Ivana Minafra, “Nothing like the sky”, huile sur toile,  80 x 80 cm, 2018

Il y a souvent, chez Minafra, ce double-jeu de présence et de fantomatique, comme l’aveu d’une très forte imprégnation du monde — tout artiste adhère au monde comme du Papier tue-mouches —, en même temps que son abhorration subépidermique, latente (mais peut-être viens-je de transposer du “moi personnel” dans la seconde partie de la proposition… possible). Bref, nous avons, le jeune au smartphone, une statue de Maillol, et un fantôme, parmi un environnement fantomatique, n’est-ce pas ?  

Passage définitionnel sur la « présence », que le lecteur peut passer, s’il goûte peu la philosophie (ce que, franchement je déplorerais): Accordons-nous sur le mot « présence », que je prends avec des pincettes, tant il est galvaudé en matière artistique. Ouvrons le Grand Dictionnaire de la Philosophie (Dir. Michel Blay, Larousse, 2003) dans lequel nous trouvons le mot « présence », définit dès le début (par la professeure Elsa Rimboux) dans son rapport au religieux, spécifiquement lié au Christ (!).
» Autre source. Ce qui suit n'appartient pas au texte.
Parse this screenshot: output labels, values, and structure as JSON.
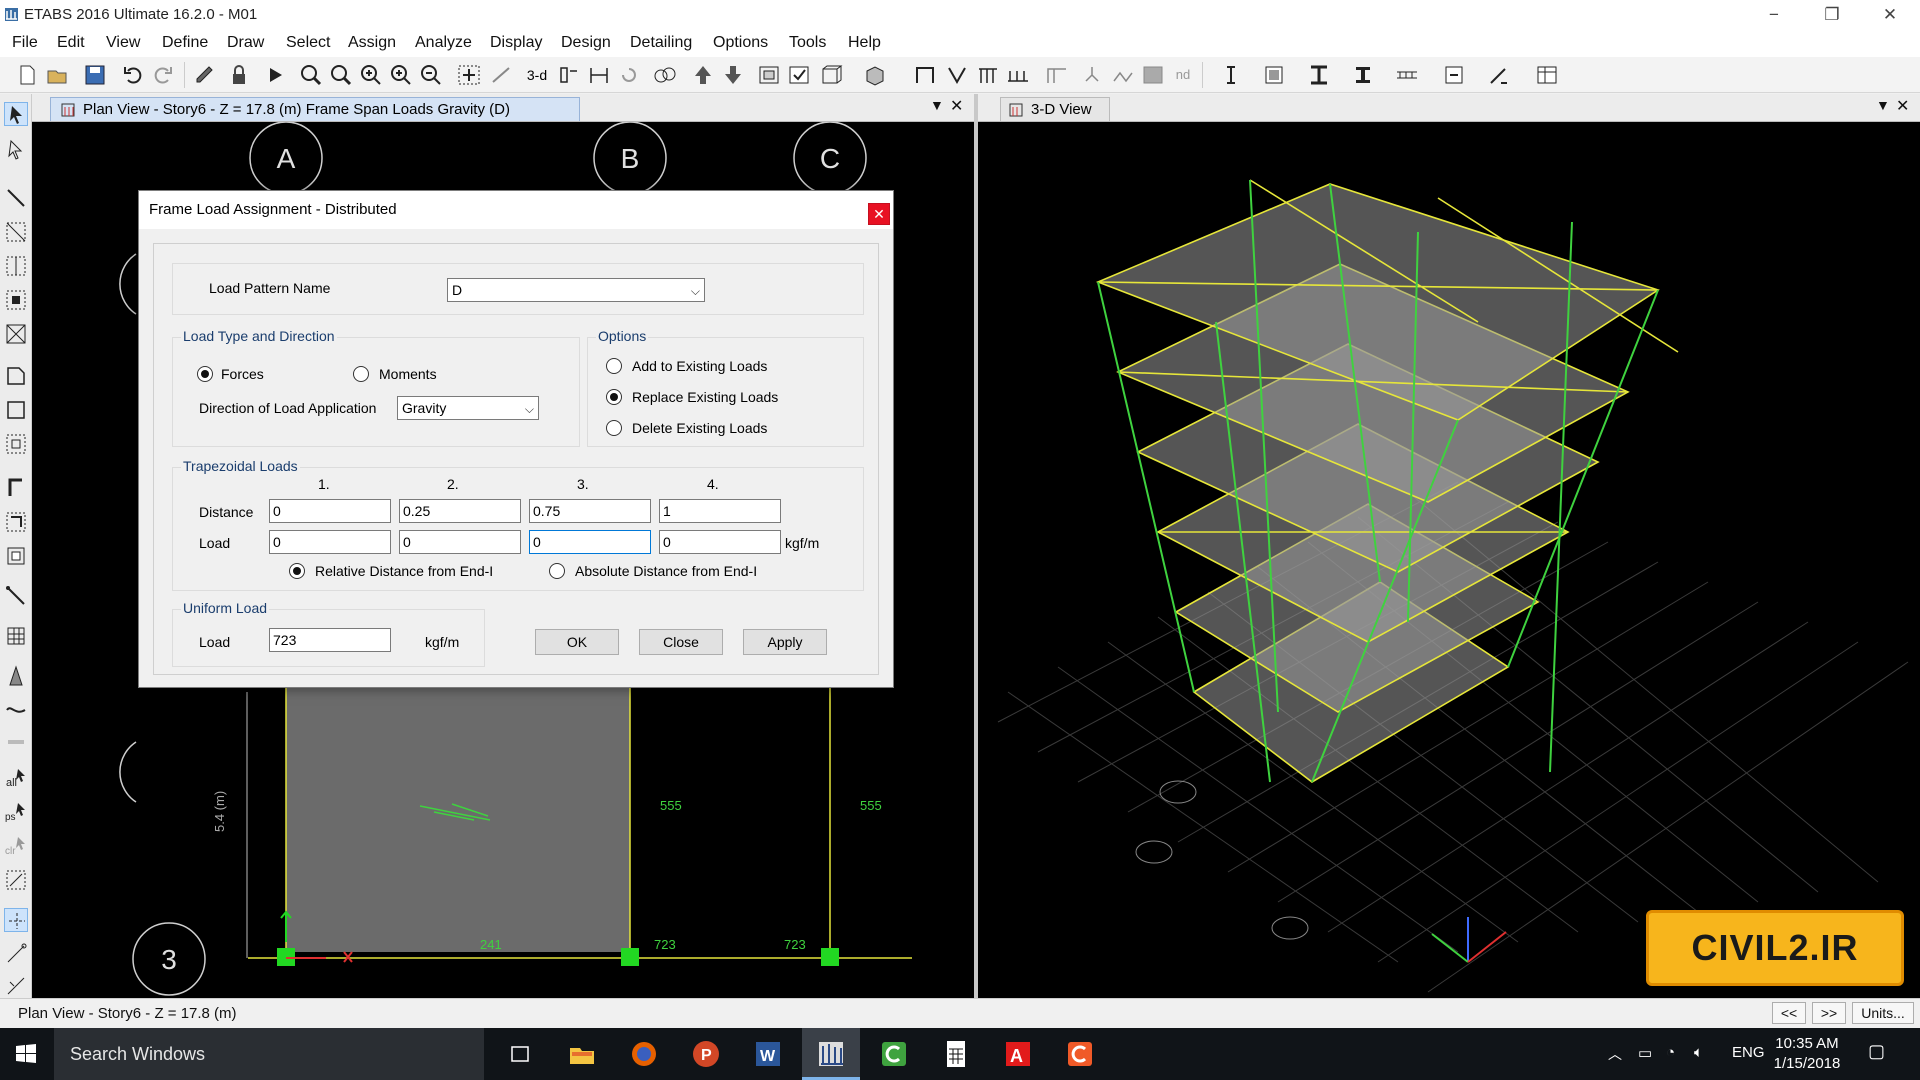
{
  "window": {
    "title": "ETABS 2016 Ultimate 16.2.0 - M01",
    "min": "−",
    "restore": "❐",
    "close": "✕"
  },
  "menu": [
    "File",
    "Edit",
    "View",
    "Define",
    "Draw",
    "Select",
    "Assign",
    "Analyze",
    "Display",
    "Design",
    "Detailing",
    "Options",
    "Tools",
    "Help"
  ],
  "toolbar": {
    "label_3d": "3-d",
    "label_nd": "nd"
  },
  "plan": {
    "tab_title": "Plan View - Story6 - Z = 17.8 (m)  Frame Span Loads Gravity (D)",
    "grid_a": "A",
    "grid_b": "B",
    "grid_c": "C",
    "grid_3": "3",
    "dim_label": "5.4 (m)",
    "load_555_a": "555",
    "load_555_b": "555",
    "load_241": "241",
    "load_723_a": "723",
    "load_723_b": "723"
  },
  "view3d": {
    "tab_title": "3-D View"
  },
  "dialog": {
    "title": "Frame Load Assignment - Distributed",
    "close": "✕",
    "load_pattern_label": "Load Pattern Name",
    "load_pattern_value": "D",
    "load_type_group": "Load Type and Direction",
    "forces": "Forces",
    "moments": "Moments",
    "direction_label": "Direction of Load Application",
    "direction_value": "Gravity",
    "options_group": "Options",
    "opt_add": "Add to Existing Loads",
    "opt_replace": "Replace Existing Loads",
    "opt_delete": "Delete Existing Loads",
    "trap_group": "Trapezoidal Loads",
    "col_headers": [
      "1.",
      "2.",
      "3.",
      "4."
    ],
    "distance_label": "Distance",
    "load_label": "Load",
    "distances": [
      "0",
      "0.25",
      "0.75",
      "1"
    ],
    "loads": [
      "0",
      "0",
      "0",
      "0"
    ],
    "unit": "kgf/m",
    "relative": "Relative Distance from End-I",
    "absolute": "Absolute Distance from End-I",
    "uniform_group": "Uniform Load",
    "uniform_label": "Load",
    "uniform_value": "723",
    "uniform_unit": "kgf/m",
    "ok": "OK",
    "close_btn": "Close",
    "apply": "Apply"
  },
  "status": {
    "text": "Plan View - Story6 - Z = 17.8 (m)",
    "prev": "<<",
    "next": ">>",
    "units": "Units..."
  },
  "taskbar": {
    "search": "Search Windows",
    "lang": "ENG",
    "time": "10:35 AM",
    "date": "1/15/2018"
  },
  "watermark": "CIVIL2.IR",
  "colors": {
    "frame_green": "#3fd23f",
    "frame_yellow": "#e6e63a",
    "plan_slab": "#6b6b6b",
    "accent": "#0078d7"
  }
}
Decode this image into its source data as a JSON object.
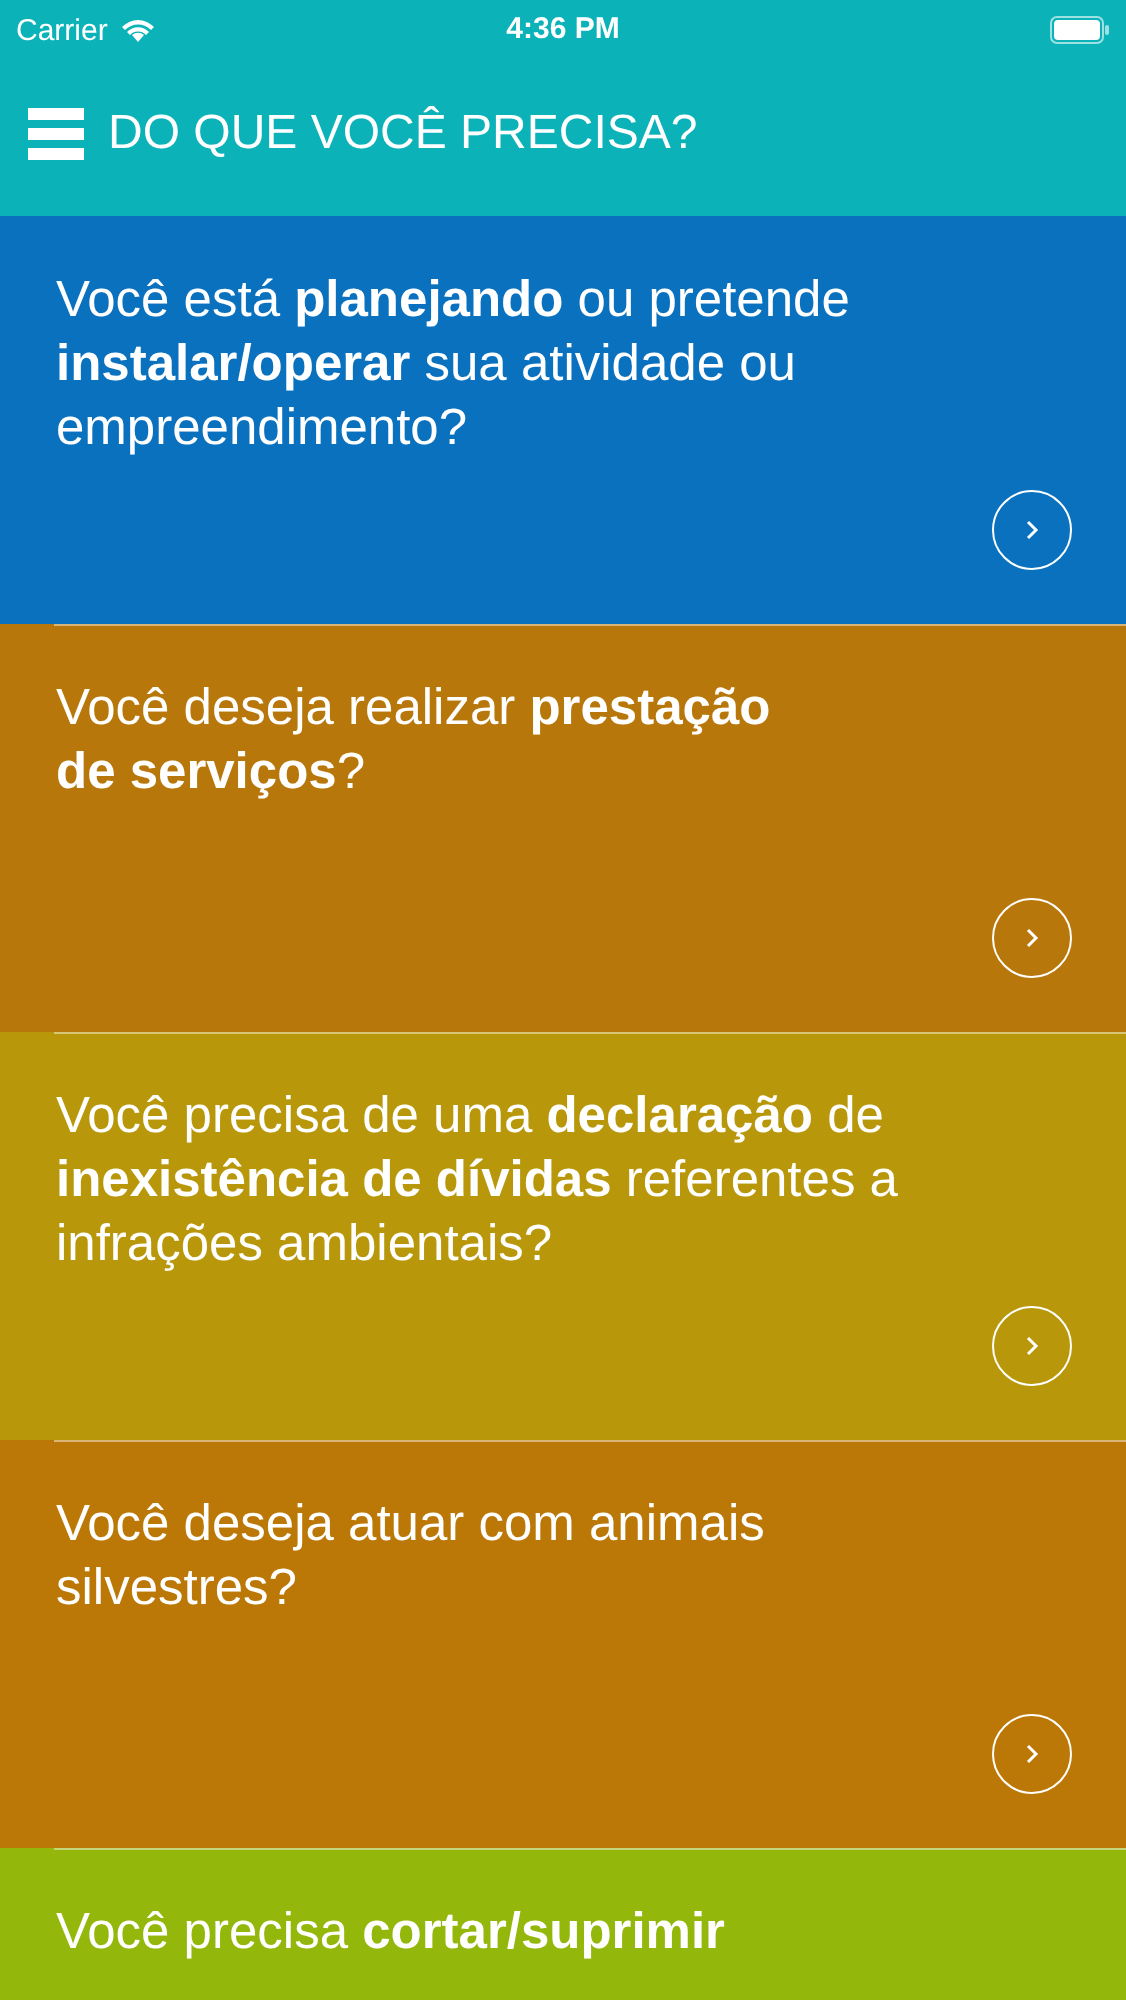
{
  "status_bar": {
    "carrier": "Carrier",
    "time": "4:36 PM"
  },
  "nav": {
    "title": "DO QUE VOCÊ PRECISA?"
  },
  "cards": [
    {
      "lines": [
        "Você está **planejando** ou pretende",
        "**instalar/operar** sua atividade ou",
        "empreendimento?"
      ],
      "color": "#0a71bf",
      "has_button": true
    },
    {
      "lines": [
        "Você deseja realizar **prestação**",
        "**de serviços**?"
      ],
      "color": "#b8770a",
      "has_button": true
    },
    {
      "lines": [
        "Você precisa de uma **declaração** de",
        "**inexistência de dívidas** referentes a",
        "infrações ambientais?"
      ],
      "color": "#b8980a",
      "has_button": true
    },
    {
      "lines": [
        "Você deseja atuar com animais",
        "silvestres?"
      ],
      "color": "#bb7806",
      "has_button": true
    },
    {
      "lines": [
        "Você precisa **cortar/suprimir**"
      ],
      "color": "#93b70a"
    }
  ]
}
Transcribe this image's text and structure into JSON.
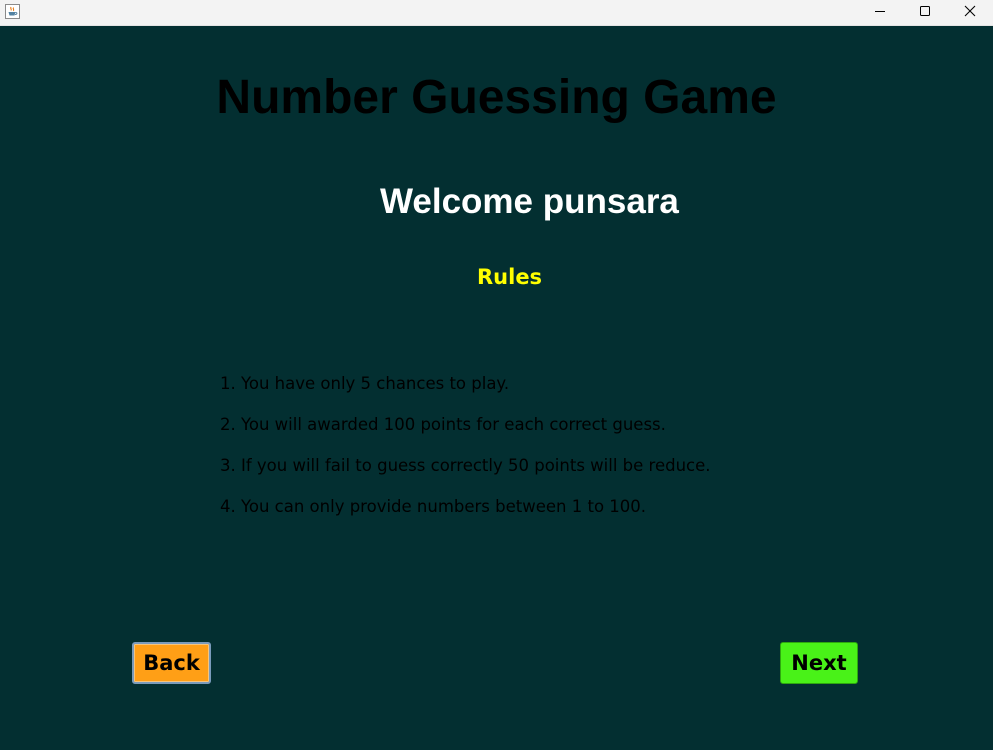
{
  "window": {
    "app_icon": "java-cup-icon",
    "controls": [
      "minimize-icon",
      "maximize-icon",
      "close-icon"
    ]
  },
  "game": {
    "title": "Number Guessing Game",
    "welcome": "Welcome punsara",
    "rules_heading": "Rules",
    "rules": [
      "1. You have only 5 chances to play.",
      "2. You will awarded 100 points for each correct guess.",
      "3. If you will fail to guess correctly 50 points will be reduce.",
      "4. You can only provide numbers between 1 to 100."
    ]
  },
  "buttons": {
    "back_label": "Back",
    "next_label": "Next"
  },
  "colors": {
    "background": "#032f31",
    "title": "#000000",
    "welcome": "#ffffff",
    "rules_heading": "#ffff00",
    "back_button": "#ff9f16",
    "next_button": "#49f218"
  }
}
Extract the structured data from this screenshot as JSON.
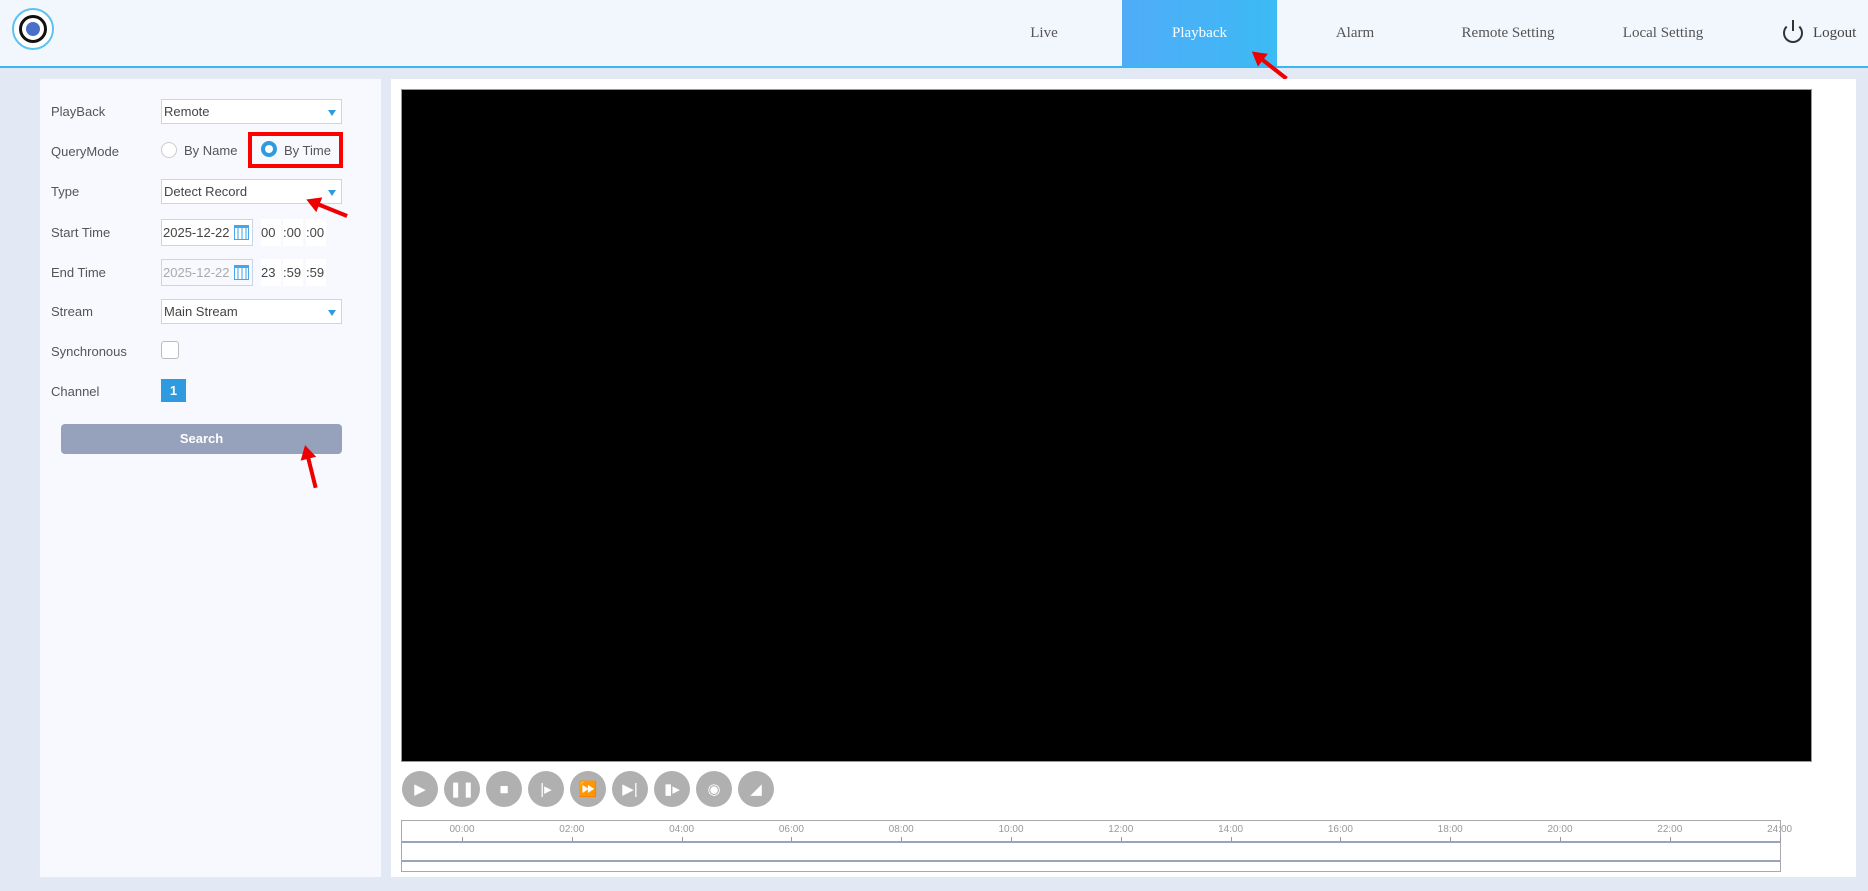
{
  "nav": {
    "items": [
      {
        "label": "Live"
      },
      {
        "label": "Playback",
        "active": true
      },
      {
        "label": "Alarm"
      },
      {
        "label": "Remote Setting"
      },
      {
        "label": "Local Setting"
      }
    ],
    "logout": "Logout"
  },
  "form": {
    "playback": {
      "label": "PlayBack",
      "value": "Remote"
    },
    "query_mode": {
      "label": "QueryMode",
      "options": [
        "By Name",
        "By Time"
      ],
      "selected": "By Time"
    },
    "type": {
      "label": "Type",
      "value": "Detect Record"
    },
    "start": {
      "label": "Start Time",
      "date": "2025-12-22",
      "h": "00",
      "m": ":00",
      "s": ":00"
    },
    "end": {
      "label": "End Time",
      "date": "2025-12-22",
      "h": "23",
      "m": ":59",
      "s": ":59"
    },
    "stream": {
      "label": "Stream",
      "value": "Main Stream"
    },
    "synchronous": {
      "label": "Synchronous",
      "checked": false
    },
    "channel": {
      "label": "Channel",
      "value": "1"
    },
    "search": "Search"
  },
  "controls": [
    "play",
    "pause",
    "stop",
    "slow",
    "fast",
    "next-frame",
    "record",
    "snapshot",
    "volume"
  ],
  "timeline": {
    "ticks": [
      "00:00",
      "02:00",
      "04:00",
      "06:00",
      "08:00",
      "10:00",
      "12:00",
      "14:00",
      "16:00",
      "18:00",
      "20:00",
      "22:00",
      "24:00"
    ]
  },
  "colors": {
    "accent": "#2e9be0",
    "highlight": "#ff0000"
  }
}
Un peu plus loin, on lit ceci : « Lévinas reprend le concept de présence pour désigner la manifestation d’Autrui, sans transcendance sous la forme de la trace: “Seul un être transcendant le monde — un être absolu — peut laisser une trace. La trace est la présence de ce qui, à proprement parler, n’a jamais été là, de ce qui est toujours passé”. L’Autre est présent dans le sujet ; ainsi nous sommes conduits à abandonner le privilège de la présence à soi de la conscience.» Si on prélève un peu de l’emphase lévinasienne (“être transcendant le monde”, “absolu”) il reste ceci qui pourrait convenir, « présence » = manifestation d’autrui sous la forme de la trace. On notera le paradoxe sophistique chez Lévinas qui conduit à la fois à reconnaître la présence dans la trace de ce qui n’a jamais été là. De deux choses l’une : soit une chose a été présente, et on en a la trace, la preuve, soit rien ne peut attester de la présence de qui ou quoi que ce fut ; et il n’y en a donc aucune trace. Curieusement, lecteur, tu remarqueras que cette sophistique permet de conjuger exactement ce que je disais avant d’en arriver à chercher une définition ad hoc au mot « présence », et permets que je me cite de nouveau : « “Nothing like the sky”, habité par la présence, et par les fantômes. ». On peut maintenant affiner. La “trace”, c’est, par définition, l’aveu esthétique (“voici la trace de ce que j’ai peins, dessiné, sculpté, filmé, photographié”, etc).


Quand on parle, dans le même moment, de présence et de fantomatique, cela veut dire deux sortes de traces, disons une trace actualisée (je vois), et une trace mnésique (ce que je vois m’évoque une forme du passé qui resurgit). Par définition, la pensée du fantomatique est mnésique, pas la pensée de la trace actuelle, sinon il serait toujours possible de savoir comment on va réagir face à une nouvelle image, un nouveau tableau, soit quelque chose que nous n’avions encore jamais vu.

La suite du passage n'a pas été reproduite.